What If the Diaz Brothers Aren’t the Moneymakers We Think They Are?

There is a fairly polarizing, possibly hot take incoming. Prepare yourself accordingly.
What if the Diaz brothers aren’t the moneymakers everyone thinks they are?
Don’t say you weren’t warned.
The 2017 MMA calendar is almost through i…

There is a fairly polarizing, possibly hot take incoming. Prepare yourself accordingly.

What if the Diaz brothers aren’t the moneymakers everyone thinks they are?

Don’t say you weren’t warned.

The 2017 MMA calendar is almost through its first quarter and neither of Nate or Nick Diaz have been anywhere of consequence. Sure, they’re showing up on TMZ or in obscure gym interviews, lovably getting high and doing triathlons or threatening to go get rich in a boxing ring, but the actual fistic action has been quite limited.

Nate hasn’t fought since August of last year, when he officially became richer than he could ever have imagined after a UFC 202 bout with Conor McGregor.

Nick has been missing even longer, bureaucratized into irrelevancy since early 2015 by the Nevada Athletic Commission after a series of failed recreational drug tests.

Fights have been offered, and fights have been turned down. Unanimously. The responses have been anywhere between a sassy tweet and total silence, leaving UFC President Dana White’s pristine dome to redden with frustration as two of his bigger guns maintain their self-imposed hiatuses.

Record scratch.

Bigger guns? Is there really any concrete evidence of that? The whole sport has begun to take the idea of the Diaz brothers as draws for granted because they’re just so damn enjoyable, but is it a notion that can truly be supported?

That’s less of a certainty.

If one looks at the numbers, Nate has always done well on television. As a headliner in the Spike TV days he never dropped below a million viewers drawn, and in the FOX era he’s never drawn below 2.4 million with his name on the marquee.

On pay-per-view, though, he’s largely been used as an action fighter who’ll bolster a card featuring other, bigger names. The only times he’s headlined were against McGregor, and while those events were two of the top selling events the UFC has ever offered, it’s fair to suggest that has as much to do with McGregor as anything else.

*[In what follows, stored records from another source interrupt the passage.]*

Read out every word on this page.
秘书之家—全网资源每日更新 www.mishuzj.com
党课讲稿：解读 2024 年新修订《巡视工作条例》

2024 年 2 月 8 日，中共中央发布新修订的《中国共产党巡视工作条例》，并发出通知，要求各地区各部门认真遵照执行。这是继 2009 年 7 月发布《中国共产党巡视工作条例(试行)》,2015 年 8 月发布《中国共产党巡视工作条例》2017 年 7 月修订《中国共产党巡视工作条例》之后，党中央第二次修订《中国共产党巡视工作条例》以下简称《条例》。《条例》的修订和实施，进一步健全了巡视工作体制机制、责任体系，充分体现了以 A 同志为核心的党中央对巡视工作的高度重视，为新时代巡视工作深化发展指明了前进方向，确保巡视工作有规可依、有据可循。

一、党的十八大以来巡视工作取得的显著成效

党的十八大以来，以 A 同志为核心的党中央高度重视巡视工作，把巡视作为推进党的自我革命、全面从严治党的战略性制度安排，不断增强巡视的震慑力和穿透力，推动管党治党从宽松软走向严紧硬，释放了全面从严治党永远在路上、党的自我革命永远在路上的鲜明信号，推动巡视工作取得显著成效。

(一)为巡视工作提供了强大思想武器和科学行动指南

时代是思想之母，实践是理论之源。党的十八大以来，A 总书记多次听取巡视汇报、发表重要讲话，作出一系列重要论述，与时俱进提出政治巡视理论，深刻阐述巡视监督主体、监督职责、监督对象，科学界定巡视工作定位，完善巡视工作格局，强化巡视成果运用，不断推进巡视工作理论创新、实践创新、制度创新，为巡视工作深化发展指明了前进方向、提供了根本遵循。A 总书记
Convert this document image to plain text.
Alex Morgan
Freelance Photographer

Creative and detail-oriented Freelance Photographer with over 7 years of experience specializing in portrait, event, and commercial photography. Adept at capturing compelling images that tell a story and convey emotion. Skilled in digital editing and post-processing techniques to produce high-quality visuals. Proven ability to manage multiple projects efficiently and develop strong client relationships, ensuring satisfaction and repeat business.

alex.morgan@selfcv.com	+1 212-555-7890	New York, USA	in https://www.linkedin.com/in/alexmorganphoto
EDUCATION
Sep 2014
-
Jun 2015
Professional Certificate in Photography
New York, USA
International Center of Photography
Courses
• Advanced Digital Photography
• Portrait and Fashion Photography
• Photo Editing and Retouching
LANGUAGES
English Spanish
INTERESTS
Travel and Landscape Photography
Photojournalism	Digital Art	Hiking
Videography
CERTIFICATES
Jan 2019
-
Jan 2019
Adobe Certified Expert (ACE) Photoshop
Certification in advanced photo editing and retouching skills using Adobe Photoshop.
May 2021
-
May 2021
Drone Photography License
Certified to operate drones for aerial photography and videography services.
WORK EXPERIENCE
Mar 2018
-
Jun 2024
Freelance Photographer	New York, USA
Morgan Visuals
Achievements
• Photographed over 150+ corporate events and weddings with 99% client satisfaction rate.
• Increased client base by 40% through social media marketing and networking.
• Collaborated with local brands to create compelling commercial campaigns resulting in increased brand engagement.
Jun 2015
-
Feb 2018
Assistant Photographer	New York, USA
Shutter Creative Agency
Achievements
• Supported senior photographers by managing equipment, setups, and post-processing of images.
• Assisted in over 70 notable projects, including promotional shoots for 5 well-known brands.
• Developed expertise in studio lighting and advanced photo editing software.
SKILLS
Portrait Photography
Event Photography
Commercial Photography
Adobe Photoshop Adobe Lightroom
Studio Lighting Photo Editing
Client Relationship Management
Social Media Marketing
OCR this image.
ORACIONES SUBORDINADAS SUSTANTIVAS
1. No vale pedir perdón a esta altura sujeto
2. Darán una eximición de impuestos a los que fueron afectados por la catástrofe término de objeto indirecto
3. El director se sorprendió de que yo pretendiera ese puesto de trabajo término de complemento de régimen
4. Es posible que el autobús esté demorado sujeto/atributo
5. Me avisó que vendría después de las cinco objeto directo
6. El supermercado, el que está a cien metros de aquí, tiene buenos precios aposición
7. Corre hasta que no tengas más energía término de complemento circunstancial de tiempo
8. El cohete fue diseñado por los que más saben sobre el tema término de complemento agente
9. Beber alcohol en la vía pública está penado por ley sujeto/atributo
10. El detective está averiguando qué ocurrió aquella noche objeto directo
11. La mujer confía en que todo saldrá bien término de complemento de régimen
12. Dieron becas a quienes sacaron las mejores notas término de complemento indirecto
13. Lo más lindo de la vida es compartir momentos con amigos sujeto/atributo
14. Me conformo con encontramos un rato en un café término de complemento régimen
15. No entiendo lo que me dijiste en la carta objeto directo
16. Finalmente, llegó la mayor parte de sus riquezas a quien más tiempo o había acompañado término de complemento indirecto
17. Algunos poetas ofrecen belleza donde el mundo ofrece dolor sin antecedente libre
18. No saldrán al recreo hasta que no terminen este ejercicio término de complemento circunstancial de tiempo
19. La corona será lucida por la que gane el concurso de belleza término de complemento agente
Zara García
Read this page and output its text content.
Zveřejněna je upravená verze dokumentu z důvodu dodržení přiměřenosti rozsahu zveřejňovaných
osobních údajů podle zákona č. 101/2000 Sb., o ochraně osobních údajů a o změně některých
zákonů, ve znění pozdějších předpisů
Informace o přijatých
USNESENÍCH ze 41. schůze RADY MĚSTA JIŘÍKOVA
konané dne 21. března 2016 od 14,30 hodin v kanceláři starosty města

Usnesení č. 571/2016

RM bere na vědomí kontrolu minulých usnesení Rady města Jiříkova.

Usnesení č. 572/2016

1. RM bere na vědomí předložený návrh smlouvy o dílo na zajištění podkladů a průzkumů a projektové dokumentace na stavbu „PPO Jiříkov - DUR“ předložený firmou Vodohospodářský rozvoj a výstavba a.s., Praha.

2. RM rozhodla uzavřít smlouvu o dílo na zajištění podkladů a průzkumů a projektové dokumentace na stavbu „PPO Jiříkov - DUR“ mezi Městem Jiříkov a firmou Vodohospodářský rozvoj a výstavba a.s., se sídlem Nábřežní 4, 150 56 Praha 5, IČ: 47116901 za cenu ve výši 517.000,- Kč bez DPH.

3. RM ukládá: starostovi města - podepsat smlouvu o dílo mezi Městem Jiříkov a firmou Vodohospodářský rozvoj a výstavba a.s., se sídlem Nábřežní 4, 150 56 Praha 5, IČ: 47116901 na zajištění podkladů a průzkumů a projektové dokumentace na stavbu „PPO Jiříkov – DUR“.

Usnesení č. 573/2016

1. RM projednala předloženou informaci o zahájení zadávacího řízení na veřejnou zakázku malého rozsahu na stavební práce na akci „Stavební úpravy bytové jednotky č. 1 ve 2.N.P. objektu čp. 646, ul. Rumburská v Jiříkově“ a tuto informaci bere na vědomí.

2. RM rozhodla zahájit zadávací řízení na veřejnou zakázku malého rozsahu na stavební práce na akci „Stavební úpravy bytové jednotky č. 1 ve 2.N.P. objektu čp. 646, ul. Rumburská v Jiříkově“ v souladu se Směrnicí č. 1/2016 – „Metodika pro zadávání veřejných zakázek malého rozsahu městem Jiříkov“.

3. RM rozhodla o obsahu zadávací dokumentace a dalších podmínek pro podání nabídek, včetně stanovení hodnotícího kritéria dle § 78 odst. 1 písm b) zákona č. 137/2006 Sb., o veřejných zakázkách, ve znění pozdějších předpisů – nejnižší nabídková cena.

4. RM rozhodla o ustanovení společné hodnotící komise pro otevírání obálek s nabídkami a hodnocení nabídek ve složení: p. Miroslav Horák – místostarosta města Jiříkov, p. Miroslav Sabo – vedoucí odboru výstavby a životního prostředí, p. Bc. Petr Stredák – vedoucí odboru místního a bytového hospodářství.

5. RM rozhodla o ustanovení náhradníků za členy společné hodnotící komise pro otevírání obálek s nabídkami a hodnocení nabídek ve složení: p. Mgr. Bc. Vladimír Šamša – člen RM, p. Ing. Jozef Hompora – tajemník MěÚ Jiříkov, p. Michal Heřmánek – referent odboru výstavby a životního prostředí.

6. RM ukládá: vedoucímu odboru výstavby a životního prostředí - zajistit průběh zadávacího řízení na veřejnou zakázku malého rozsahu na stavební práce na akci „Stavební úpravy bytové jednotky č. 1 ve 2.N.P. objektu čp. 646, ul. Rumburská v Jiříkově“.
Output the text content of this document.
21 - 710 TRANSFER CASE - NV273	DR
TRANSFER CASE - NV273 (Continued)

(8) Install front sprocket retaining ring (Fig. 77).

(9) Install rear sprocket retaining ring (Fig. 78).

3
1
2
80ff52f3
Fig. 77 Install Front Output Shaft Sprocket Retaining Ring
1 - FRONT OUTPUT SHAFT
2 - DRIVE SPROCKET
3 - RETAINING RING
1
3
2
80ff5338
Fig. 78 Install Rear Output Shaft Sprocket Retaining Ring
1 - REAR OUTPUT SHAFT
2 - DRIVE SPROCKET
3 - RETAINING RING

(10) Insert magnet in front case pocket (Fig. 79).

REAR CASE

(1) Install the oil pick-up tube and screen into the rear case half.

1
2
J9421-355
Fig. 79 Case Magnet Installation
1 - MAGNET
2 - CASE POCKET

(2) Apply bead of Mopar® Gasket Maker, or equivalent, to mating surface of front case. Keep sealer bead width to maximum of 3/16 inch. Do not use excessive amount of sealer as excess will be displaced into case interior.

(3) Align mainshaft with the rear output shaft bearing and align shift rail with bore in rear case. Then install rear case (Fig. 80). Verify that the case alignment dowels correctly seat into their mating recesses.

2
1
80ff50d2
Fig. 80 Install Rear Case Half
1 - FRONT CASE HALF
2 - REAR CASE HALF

The Irishman is the undisputed pay-per-view king of MMA and has parlayed his success into a near-certain meeting with boxing megastar Floyd Mayweather despite never having competed in the ring. McGregor versus his own socks would do 750,000 buys at this point, but there’s nothing to suggest that Diaz can draw such interest without the right opponent.

The evidence is even more problematic when looking at Nick. Despite having negotiated pay-per-view points as a non-champion, there’s not much beyond the sheer love of the hardcore MMA community to indicate the elder Diaz is a major star when behind a paywall.

In his time fighting in EliteXC and Strikeforce he served as a headliner regularly and put on some of the best fights the sport has ever seen in the process. The most viewers he ever drew? 561,000, when he won the Strikeforce welterweight title against Marius Zaromskis.

It’s not grossly sunnier in the pay space. A total of 280,000 people paid to watch him fight BJ Penn, 400,000 for Carlos Condit in an interim title fight and a respectable 650,000 for a fantasy matchup against all-time great Anderson Silva. His home run was against Georges St-Pierre, which sold nearly a million units, but St-Pierre is akin to McGregor in that many people in the sporting mainstream were invested in his career and most would pay to watch him fight a coat rack.

Again, not much to suggest that Diaz can draw without the right opponent, regardless of how purely entertaining and enjoyable he is both in the lead-up to a bout and once the cage door closes.

At a time when the UFC is scrambling to fill cards and trying to find matchups that can sell, the answer that comes from the fanbase more often than not is to call a Diaz brother or two; they’ll instantly get people interested and make you some quick cheddar, and they’ll do it by being fun to watch.

The latter is apparent—there is no one, no one, in MMA more fun to watch than a Diaz brother. Their violence is poetry, all rangy crispness on the feet and lethal finishing instinct on the ground.

The former, though? That’s less sure. The sport has taken it for granted for quite some time, but the numbers don’t necessarily bare it out. 

And maybe that, above all else, is why the UFC hasn’t rushed to get them back into the mix at a time of such obvious urgency.